More than three in five poor Americans without access to Medicaid or Affordable Care Act tax credits are people of color. In the State of Mississippi, for one, more than half are Black; only about a quarter of the state’s Republican-majority Legislature are people of color. Mississippi’s governor, who is opposed to expanding Medicaid for the poor, instead believes its $3.9 billion surplus should go to help eliminate its income tax.

This is literally a matter of life or death. A National Bureau of Economic Research study estimated that in one four-year period, 19,200 more adults ages 55 to 64 survived because of expanded Medicaid coverage. Had the program been in all 50 states, about 16,000 more would have lived. It is not at all hard to see why. Access to medical care, particularly routine checkups and prescription drugs, is proven to stave off the worst outcomes. Yet one Mississippi cardiologist interviewed by The Times said that he routinely saw patients in the late stages of congestive heart failure who had never seen a cardiologist or been prescribed heart medication.

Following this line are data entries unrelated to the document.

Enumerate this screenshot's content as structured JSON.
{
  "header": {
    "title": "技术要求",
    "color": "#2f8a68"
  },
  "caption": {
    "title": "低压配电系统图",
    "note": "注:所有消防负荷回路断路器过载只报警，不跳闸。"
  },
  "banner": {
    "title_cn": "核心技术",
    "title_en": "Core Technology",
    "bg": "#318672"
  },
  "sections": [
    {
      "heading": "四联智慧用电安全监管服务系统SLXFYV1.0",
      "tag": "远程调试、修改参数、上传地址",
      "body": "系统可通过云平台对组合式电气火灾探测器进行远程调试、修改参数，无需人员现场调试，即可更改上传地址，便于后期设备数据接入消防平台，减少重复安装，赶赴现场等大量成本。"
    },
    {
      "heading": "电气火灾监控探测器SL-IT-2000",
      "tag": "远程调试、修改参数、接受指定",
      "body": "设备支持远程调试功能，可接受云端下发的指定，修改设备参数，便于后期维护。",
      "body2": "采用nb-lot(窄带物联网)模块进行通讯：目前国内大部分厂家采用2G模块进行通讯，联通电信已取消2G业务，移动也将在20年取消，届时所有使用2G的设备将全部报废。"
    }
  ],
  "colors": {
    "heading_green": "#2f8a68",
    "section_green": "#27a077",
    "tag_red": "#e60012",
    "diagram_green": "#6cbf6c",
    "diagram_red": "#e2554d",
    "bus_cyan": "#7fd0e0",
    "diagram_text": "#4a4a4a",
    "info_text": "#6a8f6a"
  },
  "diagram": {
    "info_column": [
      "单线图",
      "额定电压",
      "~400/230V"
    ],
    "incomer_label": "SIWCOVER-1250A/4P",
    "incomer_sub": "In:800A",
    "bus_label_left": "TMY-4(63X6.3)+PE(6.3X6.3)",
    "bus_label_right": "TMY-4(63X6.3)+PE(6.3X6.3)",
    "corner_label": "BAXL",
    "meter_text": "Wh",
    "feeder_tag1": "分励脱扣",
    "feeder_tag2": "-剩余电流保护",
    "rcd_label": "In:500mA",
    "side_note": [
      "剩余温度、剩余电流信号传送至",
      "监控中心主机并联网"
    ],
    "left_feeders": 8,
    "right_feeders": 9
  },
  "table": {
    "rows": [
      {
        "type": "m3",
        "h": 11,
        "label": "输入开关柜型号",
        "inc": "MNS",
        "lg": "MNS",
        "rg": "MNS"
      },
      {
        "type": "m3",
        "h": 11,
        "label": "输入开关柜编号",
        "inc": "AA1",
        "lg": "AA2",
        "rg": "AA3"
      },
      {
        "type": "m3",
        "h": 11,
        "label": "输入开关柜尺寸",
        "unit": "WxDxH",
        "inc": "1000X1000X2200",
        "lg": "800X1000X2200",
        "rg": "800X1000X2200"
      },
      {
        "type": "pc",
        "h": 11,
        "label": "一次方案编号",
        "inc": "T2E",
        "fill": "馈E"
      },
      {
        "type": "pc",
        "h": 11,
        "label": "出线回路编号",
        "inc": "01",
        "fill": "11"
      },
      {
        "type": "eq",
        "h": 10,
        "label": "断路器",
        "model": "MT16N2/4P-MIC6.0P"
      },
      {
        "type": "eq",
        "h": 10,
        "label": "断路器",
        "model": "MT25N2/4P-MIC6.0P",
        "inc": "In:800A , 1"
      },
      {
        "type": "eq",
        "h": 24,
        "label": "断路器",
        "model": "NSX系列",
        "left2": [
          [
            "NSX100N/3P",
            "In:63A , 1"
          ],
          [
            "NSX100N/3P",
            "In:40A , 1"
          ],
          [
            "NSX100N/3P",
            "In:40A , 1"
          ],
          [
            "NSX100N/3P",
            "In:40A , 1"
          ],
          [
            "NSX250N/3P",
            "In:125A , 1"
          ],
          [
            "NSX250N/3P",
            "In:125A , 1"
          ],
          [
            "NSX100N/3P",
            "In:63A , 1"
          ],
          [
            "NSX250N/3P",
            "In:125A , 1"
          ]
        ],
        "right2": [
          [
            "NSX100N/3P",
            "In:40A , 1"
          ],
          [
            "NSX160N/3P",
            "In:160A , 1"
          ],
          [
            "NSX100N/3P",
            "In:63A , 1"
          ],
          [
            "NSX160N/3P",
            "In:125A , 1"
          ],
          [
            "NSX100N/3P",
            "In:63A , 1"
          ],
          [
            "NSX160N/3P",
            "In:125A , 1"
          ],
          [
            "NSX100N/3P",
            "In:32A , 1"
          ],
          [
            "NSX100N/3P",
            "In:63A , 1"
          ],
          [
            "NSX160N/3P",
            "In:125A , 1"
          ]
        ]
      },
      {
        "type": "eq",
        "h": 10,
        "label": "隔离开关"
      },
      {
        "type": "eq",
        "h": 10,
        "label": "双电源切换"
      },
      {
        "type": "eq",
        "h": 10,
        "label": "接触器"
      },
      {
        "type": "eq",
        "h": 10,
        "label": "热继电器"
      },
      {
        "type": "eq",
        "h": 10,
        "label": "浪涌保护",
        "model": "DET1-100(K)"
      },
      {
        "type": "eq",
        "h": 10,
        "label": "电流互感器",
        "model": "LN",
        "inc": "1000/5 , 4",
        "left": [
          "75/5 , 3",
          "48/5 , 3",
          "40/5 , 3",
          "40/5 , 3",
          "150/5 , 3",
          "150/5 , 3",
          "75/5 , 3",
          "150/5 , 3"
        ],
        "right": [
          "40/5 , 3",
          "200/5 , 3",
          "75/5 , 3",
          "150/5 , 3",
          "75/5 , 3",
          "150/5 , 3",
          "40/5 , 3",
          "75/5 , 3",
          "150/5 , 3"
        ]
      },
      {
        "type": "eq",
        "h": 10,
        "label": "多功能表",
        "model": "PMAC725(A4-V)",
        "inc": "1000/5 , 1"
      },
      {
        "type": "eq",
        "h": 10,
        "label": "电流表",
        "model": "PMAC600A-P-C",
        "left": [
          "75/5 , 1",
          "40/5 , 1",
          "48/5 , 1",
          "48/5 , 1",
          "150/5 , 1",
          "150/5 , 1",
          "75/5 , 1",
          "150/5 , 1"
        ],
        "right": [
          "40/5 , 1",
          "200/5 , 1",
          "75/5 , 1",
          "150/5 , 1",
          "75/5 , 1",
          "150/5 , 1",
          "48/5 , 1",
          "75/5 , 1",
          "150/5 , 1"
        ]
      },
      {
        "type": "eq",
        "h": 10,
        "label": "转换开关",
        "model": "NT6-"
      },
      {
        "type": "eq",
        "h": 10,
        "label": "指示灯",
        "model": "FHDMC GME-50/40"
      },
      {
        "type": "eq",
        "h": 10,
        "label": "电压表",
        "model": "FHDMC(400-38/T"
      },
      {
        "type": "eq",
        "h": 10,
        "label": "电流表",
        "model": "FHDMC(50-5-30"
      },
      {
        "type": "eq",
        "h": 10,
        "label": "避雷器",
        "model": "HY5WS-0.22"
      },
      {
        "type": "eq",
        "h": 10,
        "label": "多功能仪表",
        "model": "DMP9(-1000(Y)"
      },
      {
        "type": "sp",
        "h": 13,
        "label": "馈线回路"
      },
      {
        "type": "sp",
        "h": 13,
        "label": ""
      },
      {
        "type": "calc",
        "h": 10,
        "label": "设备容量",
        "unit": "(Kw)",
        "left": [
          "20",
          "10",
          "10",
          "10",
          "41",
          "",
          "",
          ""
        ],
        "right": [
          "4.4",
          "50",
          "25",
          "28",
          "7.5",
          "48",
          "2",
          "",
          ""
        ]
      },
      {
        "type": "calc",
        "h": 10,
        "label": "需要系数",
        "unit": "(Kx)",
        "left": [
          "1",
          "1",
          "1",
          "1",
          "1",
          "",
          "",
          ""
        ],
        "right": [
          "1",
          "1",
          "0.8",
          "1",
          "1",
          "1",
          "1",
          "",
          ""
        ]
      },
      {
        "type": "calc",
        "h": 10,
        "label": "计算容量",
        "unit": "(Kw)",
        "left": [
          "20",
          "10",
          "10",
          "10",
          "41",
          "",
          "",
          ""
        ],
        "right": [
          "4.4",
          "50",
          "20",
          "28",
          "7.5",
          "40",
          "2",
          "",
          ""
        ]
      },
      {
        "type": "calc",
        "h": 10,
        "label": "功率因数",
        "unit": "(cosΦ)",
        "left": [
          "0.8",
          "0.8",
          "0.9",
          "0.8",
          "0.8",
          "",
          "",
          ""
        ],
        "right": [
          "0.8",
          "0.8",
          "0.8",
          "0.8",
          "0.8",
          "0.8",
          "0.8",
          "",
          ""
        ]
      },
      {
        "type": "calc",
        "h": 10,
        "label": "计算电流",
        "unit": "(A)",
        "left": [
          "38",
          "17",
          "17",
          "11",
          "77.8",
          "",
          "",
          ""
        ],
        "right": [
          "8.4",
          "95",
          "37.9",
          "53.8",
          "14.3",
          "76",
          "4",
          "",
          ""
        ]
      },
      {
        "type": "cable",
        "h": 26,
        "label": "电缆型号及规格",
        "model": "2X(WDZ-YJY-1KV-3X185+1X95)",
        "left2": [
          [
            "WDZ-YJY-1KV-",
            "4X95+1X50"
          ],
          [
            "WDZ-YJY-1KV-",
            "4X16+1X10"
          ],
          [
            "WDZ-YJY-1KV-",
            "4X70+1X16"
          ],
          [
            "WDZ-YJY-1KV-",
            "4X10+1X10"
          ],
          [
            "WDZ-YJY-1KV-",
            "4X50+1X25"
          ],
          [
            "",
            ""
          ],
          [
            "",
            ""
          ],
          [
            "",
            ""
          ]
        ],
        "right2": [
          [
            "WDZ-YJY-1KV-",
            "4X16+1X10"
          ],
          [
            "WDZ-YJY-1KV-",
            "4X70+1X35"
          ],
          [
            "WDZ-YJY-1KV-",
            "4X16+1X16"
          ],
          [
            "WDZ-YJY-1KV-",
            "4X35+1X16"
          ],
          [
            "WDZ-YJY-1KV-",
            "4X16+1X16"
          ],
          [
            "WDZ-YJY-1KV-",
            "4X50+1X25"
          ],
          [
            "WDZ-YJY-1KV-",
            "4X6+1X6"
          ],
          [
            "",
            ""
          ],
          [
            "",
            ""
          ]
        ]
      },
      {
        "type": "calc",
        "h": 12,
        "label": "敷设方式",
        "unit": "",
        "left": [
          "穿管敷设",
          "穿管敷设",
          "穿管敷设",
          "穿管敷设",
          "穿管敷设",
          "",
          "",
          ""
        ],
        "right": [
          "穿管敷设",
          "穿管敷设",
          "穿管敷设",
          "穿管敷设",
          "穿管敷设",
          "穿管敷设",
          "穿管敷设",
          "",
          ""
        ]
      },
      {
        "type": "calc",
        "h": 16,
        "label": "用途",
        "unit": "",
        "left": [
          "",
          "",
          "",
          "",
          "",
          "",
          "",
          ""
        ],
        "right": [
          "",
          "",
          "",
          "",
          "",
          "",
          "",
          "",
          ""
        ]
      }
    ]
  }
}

Some had as little as 10 percent of their heart function left by the time he got to them.

North Carolina recently joined the ranks of states extending the medical safety net to its low-income adults. However, the prospect of nationwide basic care for all remains dim. Republican legislatures in two of the largest states — Texas and Florida — are dead set against it.

In Florida, an independent national study found, 900 fewer people would die each year if the program were in place and about 650,000 uninsured Sunshine State residents would gain coverage. In addition, Florida would avoid at least $1 billion in lost productivity and other costs, its own chief legislative economist has said. Nonetheless, no change is expected there anytime soon.

Is not saving just one life worth setting aside politics, if only on this one issue? Apparently not in Republican America.